Melbourne, Oct 6 (PTI) Years after losing the legendary 2005 Ashes, spin great Shane Warne has slammed then Australia coach John Buchanan for questioning the players' (lack of) desire to win, leading to near mutiny in the team.
"On the bus on the way back to the hotel after the game (Edgbaston Test), John Buchanan called a team meeting. I was like, 'Oh no, what's he going to say now?'," Warne wrote in his book 'No Spin'.
"We collected in the team room and he started with an obvious line, something like, 'We didn't play very well again this game.' Yep, true, Buck. Then he said, 'But why didn't we play well?' Maybe you tell us, Buck. So he did."
Australia would go on to lose narrowly, then escape with a draw at Old Trafford despite being thoroughly outplayed.

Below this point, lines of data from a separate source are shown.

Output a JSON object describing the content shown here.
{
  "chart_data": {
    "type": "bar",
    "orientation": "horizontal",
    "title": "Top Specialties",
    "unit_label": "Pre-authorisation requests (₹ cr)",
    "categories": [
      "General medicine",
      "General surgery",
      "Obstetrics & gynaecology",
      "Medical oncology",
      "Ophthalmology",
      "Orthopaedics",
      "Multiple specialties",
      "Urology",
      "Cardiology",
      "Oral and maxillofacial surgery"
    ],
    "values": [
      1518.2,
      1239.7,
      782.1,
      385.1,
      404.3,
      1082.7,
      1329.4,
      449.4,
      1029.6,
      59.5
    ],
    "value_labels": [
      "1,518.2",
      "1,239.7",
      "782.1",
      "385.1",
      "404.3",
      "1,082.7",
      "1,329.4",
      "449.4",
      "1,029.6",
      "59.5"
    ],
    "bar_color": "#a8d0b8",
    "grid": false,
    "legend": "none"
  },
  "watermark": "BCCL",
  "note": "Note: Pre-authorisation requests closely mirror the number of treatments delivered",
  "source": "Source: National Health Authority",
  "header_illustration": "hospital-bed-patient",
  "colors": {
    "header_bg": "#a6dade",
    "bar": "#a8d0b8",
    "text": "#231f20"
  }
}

"It was along the lines of 'I don't think you blokes care enough and, playing like you are, I don't think you're worthy of wearing the baggy green cap.' I could sense the rage bubbling in the room and could feel it burning inside me, but I waited for the captain, anyone, to say some-thing.

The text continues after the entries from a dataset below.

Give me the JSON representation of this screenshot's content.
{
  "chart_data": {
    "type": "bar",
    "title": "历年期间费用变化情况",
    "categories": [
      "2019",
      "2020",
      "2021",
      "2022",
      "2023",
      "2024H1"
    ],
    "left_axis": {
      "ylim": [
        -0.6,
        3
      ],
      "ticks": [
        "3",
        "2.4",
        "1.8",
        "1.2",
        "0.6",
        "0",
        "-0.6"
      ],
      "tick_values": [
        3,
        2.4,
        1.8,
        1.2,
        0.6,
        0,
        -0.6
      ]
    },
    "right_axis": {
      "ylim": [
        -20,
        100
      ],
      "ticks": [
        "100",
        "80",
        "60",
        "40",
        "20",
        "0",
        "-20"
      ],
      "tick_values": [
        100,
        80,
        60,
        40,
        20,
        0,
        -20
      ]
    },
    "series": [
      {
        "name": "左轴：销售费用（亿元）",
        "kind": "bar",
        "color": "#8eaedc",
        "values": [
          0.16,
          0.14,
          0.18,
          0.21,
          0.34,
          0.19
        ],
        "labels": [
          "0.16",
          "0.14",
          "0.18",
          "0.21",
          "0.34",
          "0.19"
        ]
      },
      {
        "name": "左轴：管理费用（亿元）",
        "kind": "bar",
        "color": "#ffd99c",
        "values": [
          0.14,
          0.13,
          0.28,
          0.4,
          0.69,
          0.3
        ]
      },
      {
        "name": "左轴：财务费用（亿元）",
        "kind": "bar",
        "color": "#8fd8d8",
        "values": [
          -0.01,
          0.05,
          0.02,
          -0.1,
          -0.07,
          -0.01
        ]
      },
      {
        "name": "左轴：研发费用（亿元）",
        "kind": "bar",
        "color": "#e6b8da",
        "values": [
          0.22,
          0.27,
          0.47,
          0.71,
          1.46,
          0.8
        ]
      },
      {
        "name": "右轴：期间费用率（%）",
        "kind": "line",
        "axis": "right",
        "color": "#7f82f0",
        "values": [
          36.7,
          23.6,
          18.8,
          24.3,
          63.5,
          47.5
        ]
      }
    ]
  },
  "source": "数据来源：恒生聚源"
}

"Everyone sat there quietly, heads down, no-one willing to get involved. I thought, 'To hell with this,' stood up and said, 'Buck, don't you ever tell me I don't care enough and that I'm not worthy of wearing the baggy green cap."
Besides revealing the team's division as England scripted a famous series win, Warne, 49, called his former captain Ricky Ponting's decision to bowl at the Edgbaston Test "the worst decision made by a captain I played under".
"I rate it as the worst decision made by a captain I played under, just topping the charts ahead of Steve Waugh when he made India follow-on (at Kolkata in 2001), because it was based on arrogance about the opposition and our own supposed invincibility, not the cricketing facts," Warne recalled.
He added, "Ricky's decision was a shocker, presumably thinking that one good morning with the ball would finish England off.
"He didn't rate the English batting and it cost him, and us. Here is the truth. Forget anything else you've heard or read. Ricky relied on John Buchanan's stats, which indicated that the bowl-first, bat-last tactic at Edgbaston won more games than it lost."
"He looked back at the filthy weather of the previous few days, not forward, and made an assumption about the pitch having moisture in it. Wrong!"